Por Victor
Eustáquio
Havia uma espécie
de neblina. Ou talvez névoa. Na verdade, qualquer coisa onírica a
obscurecer-lhe a capacidade de olhar, e de ver, e de perceber o tino dos seus
passos à medida que se dirigia para o púlpito, enorme, bem mais alto do que
ele, lá ao fundo, no final do tapete vermelho que cobria aquela clareira aberta
no meio da multidão, dividindo-a simetricamente, de um lado e do outro, gente
sentada num sem-número de cadeiras enfileiradas na horizontal, que o seu
caminho fazia-se na vertical, a direito, sempre em frente, em busca do lugar
sagrado no qual estava prestes a discursar em público pela primeira vez na
vida.
Sentia os braços
retesados, tensos, demasiado vergados à rigidez ditada pelo peso de algo que
afinal não podia ser assim tão pesado. Mas que doía. O fardo de uma
responsabilidade imposta precocemente; a de comunicar e de saber comunicar
perante tantas pessoas, com apenas seis anos de idade, o que havia rabiscado em
duas folhas de papel que levava dobradas na mão esquerda, enquanto apertava com
a direita uma bolsa preta de fecho, acolchoada, com um pequeno livro enfiado lá
dentro. A Bíblia, os textos sagrados remetidos para uma vulgar cópia impressa
em edição de bolso, ostensivamente protegida por aquele saquinho de pele.
Miguel gostava de
imaginar que o seu livro era feito de folhas de palmeira cozidas em leite,
escritas com instrumentos pontiagudos, como ainda hoje fazem no Nepal e no
Tibete, tão povoado que estava o seu imaginário dessas errâncias remotas de que
versavam as escrituras.
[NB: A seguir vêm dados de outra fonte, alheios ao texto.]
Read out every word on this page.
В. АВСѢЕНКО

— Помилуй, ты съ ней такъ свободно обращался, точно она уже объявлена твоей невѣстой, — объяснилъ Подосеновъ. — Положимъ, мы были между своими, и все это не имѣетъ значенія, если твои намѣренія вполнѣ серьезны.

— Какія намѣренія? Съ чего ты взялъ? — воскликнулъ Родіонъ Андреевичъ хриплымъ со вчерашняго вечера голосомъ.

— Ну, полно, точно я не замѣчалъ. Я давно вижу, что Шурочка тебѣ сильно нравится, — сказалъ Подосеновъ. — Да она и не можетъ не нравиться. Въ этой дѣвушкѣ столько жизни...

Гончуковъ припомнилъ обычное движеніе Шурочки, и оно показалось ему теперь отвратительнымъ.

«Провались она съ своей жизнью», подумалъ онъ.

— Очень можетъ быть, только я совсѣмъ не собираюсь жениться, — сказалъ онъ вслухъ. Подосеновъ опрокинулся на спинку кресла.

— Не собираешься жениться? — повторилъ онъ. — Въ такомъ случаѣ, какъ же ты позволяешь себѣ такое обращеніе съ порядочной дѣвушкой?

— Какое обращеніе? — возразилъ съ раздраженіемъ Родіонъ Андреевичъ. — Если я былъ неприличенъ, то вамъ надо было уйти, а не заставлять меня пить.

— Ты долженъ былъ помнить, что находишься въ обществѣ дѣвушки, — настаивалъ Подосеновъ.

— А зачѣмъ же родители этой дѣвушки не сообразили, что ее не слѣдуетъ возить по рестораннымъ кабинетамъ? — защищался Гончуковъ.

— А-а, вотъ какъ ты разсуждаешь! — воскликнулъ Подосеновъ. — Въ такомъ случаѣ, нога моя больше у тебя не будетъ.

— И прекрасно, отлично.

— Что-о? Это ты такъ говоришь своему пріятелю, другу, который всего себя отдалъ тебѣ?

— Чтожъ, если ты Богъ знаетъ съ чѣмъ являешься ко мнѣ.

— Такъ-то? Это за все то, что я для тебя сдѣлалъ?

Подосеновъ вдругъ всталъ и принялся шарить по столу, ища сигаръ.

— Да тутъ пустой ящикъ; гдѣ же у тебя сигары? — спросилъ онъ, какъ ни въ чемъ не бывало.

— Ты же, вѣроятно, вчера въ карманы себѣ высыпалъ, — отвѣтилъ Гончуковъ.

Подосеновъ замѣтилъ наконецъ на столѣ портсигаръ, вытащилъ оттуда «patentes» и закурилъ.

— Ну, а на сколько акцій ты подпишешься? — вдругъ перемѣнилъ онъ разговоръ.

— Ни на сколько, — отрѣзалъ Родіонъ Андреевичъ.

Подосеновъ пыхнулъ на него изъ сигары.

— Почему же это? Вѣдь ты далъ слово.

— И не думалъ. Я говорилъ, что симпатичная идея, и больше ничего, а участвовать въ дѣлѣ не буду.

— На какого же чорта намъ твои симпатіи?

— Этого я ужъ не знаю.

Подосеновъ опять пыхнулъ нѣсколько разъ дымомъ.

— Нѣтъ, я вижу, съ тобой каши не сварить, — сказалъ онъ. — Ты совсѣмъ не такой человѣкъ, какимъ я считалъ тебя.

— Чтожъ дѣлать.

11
Ou de madeira encerada, com as páginas costuradas, como
faziam os Romanos, ainda antes dos rolos de papiro dos egípcios. Ou de páginas
feitas com pele de carneiro, cabra ou ovelha, os célebres pergaminhos da antiga
Grécia. Mas os escribas e copistas há muito que haviam desaparecido, não
obstante aquele maço de folhas encadernadas, impressas em série, nos dias
modernos, continuar a evocar o Apocalipse e os tempos do fim ou o fim dos
tempos, que nisso não eram muito claros, os textos sagrados, bem entendido,
pelo menos para ele, criança de fato e gravata feitos à medida, à falta de
medidas para tão pouca carne, em altura e em largura, embora os pecados não se
dessem por vencidos e tanto eram aplicáveis aos seis como aos sessenta, e a
todas e quaisquer outras idades, desde que a fé fosse uma obrigação. Em
consciência, aceite porque assim devia ser, ou à letra, quer dizer, obrigada.
E, contudo, era
disso que Miguel ia falar. De outras eras, dos dias envelhecidos pelas pelejas
da antiguidade, das vozes escolhidas para interpretar deixas celestiais, em
época de escribas e copistas, entre hebreus e árabes, entre os semitas e os
outros, persas e fenícios, até que as tribos se cristianizaram e o mundo se
dividiu. Para localizar a união de poucos e a desunião de muitos.
Foi necessário
baixar o microfone até ao limite do tripé metálico para que o rapaz lá
chegasse, para se fazer ouvir e convencer-se de que podia fingir ser já um
homem. Assim lho tinham feito crer em nome de Deus, que aos seis anos o privilégio
era só para alguns, orar para uma congregação inteira com os olhos postos nele,
que alegria e orgulho, de pequenino se torce o pepino, o futuro, esse,
evidentemente que seria grandioso, mesmo terreno, até que o fim chegasse sob a
forma de uma destruição maciça, qual dilúvio qual quê, bem pior do que Sodoma e
Gomorra, e a todos levasse para o paraíso.
Quando ficou tudo
a jeito e lhe deram sinais nesse sentido, a criança abriu o livro protegido
pela pequena bolsa de pele que apertava com a mão direita e depositou-o em cima
do tampo de acrílico do púlpito com as páginas abertas, separadas por uma fita
vermelha. De seguida, desdobrou as folhas de papel que conheceram um destino
idêntico, com as mãos a tremer, e olhou para a plateia de fiéis. Um quadro embaciado,
distante de Miguel, porque continuava a haver aquela espécie de neblina que lhe
turvava a vista. Tentou começar a ler, mas a voz não saiu. Ouvia-se apenas o
som amplificado de uma respiração apressada, ainda que não muito audível na
justa proporção da tão diminuta caixa torácica escondida pelo fato e a gravata.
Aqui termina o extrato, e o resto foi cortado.